At this point, Jesus intervened and healed the child.  Then he pulls the disciples aside to remind them that eventually he will be handed over to his enemies.  In other words, “Come on guys, I’m not going to be with you forever.  Get your act together.”  In the very next passage we see that their act was far from together because the petty disciples start arguing over which one of them was the greatest.  It’s no wonder that Jesus shook his head and asked himself how long he had to put up with such nonsense.

 

            Jesus had just experienced one of the spiritual highlights of his life with Moses and Elijah on the mountaintop.  And now he is in the valley, surrounded by people who just don’t get it.  Surely he worried over what would happen to these numbskulls once he was gone.  Were they capable of carrying on his mission of love and mercy?  Even on the mountaintop, Peter didn’t get it.

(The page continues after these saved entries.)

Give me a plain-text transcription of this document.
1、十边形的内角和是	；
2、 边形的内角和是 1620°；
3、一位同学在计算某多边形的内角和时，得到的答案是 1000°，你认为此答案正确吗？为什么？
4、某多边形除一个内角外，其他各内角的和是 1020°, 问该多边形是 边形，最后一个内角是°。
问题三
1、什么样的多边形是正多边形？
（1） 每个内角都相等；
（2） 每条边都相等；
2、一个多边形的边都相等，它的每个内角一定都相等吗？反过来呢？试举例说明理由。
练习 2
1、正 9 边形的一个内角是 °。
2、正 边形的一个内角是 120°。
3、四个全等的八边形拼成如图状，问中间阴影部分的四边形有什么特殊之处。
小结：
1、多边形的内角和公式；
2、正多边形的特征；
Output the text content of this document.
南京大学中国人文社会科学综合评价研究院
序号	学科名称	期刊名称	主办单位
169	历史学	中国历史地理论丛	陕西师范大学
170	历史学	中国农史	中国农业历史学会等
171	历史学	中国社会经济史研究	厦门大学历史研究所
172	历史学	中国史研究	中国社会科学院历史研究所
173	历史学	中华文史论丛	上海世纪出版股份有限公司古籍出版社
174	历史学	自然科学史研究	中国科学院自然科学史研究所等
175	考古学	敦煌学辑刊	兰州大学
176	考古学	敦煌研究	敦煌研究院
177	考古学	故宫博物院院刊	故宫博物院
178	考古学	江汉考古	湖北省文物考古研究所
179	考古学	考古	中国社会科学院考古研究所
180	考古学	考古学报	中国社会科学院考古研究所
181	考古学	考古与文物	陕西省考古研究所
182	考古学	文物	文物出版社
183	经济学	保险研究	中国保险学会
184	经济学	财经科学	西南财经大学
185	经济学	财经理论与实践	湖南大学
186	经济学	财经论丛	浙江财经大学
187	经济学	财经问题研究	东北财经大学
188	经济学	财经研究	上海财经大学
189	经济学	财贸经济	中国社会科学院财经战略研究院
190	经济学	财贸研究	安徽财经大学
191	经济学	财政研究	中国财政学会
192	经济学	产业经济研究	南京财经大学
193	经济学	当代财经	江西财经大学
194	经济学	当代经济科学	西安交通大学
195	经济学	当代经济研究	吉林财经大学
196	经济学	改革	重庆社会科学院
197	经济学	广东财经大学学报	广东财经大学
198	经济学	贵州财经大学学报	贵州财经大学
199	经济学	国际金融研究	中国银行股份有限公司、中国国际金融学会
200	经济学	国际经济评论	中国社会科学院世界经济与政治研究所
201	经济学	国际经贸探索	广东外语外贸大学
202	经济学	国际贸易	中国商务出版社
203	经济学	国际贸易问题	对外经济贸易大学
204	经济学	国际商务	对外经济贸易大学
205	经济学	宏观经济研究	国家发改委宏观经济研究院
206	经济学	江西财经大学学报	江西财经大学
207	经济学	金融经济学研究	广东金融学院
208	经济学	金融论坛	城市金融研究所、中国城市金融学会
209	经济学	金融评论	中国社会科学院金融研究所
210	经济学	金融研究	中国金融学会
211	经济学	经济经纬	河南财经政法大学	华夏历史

If these guys didn’t get it on the mountain of spiritual enlightenment, it’s no wonder they were hopeless in the valley of everyday life.

 

            These two stories back to back tell us something about the meaning of life.  Life is a series of ups and downs, mountains and valleys.  We all have mountaintop moments of great joy—falling in love, having a baby, getting our dream job, taking the trip of a lifetime.  Spiritually speaking, there are mountaintops when, for a moment, we get it.  We see the big picture.  We understand that God has always been with us and that we will spend eternity with God.  Mountaintop experiences offer great elation and deep satisfaction.  Such moments make life worth living.  We need to savor them and give thanks for them.  However, we cannot build a cabin and stay on the mountain any more than Peter could.  Why?  Because there is work to be done in the valley.  Jesus and the disciples left the mountain for the valley and immediately encountered the man and his son who needed help. 

 

We need both types of experiences to make life worth living. We need awe, transcendence, and beauty.  We need music, art, and the glories of nature.  We need the inspiration of the mountain to do our work in the valley.  If on the mountain, we connect with something or someone bigger than ourselves, in the valley, we connect with something or someone beyond ourselves.  In the valley we meet people who need our help, our time, our attention.  People who need someone to listen and people who need a friend.  Children who need a mentor and an older couple who needs meals on wheels.  My Scoutmaster, Mr. Lawhon, would tell us to leave an area better than we found it.  After we rolled our sleeping bags and packed away our tents, Mr. Lawhon told us to police the area.  We stood in a line shoulder to shoulder slowly walking throughout the campsite picking up a Pop-Tart wrapper left by a previous camper, retrieving a coat hanger used to cook a hotdog weeks before, or finding a wallet lost the night before.

 

It is in the balance of mountains and valleys that we find meaning in life--communing with God and connecting with others.  Spiritual highs and determined resolve to leave life better than we found it.  Realizing that life is a gift and love is the point.  Love God.  Love others. Love ourselves.  And don’t forget, Siri suggests a little chocolate for the journey.  AMEN.

 

 

 

 

Written by Rev. Jimmy Only

March 3, 2019

The Congregational Church of Manhasset, New York (UCC)

 

 

 

 

 

PASTORAL PRAYER

 

God of all wisdom and love, who chose to create the world and who chose to reach out to us through the person of Jesus, we pause to acknowledge your wonder and your wisdom.  Before we knew you, you knew us.  While at times we forget you, you never forget us.  When we wander far from your purpose, you remain ever near.  Remind us that the small choices we make every day lead us little by little down one path or another.  Give us wisdom to make good choices for our loved ones, for those in need, and for ourselves. 

 

To you, O God, be all glory and honor. AMEN.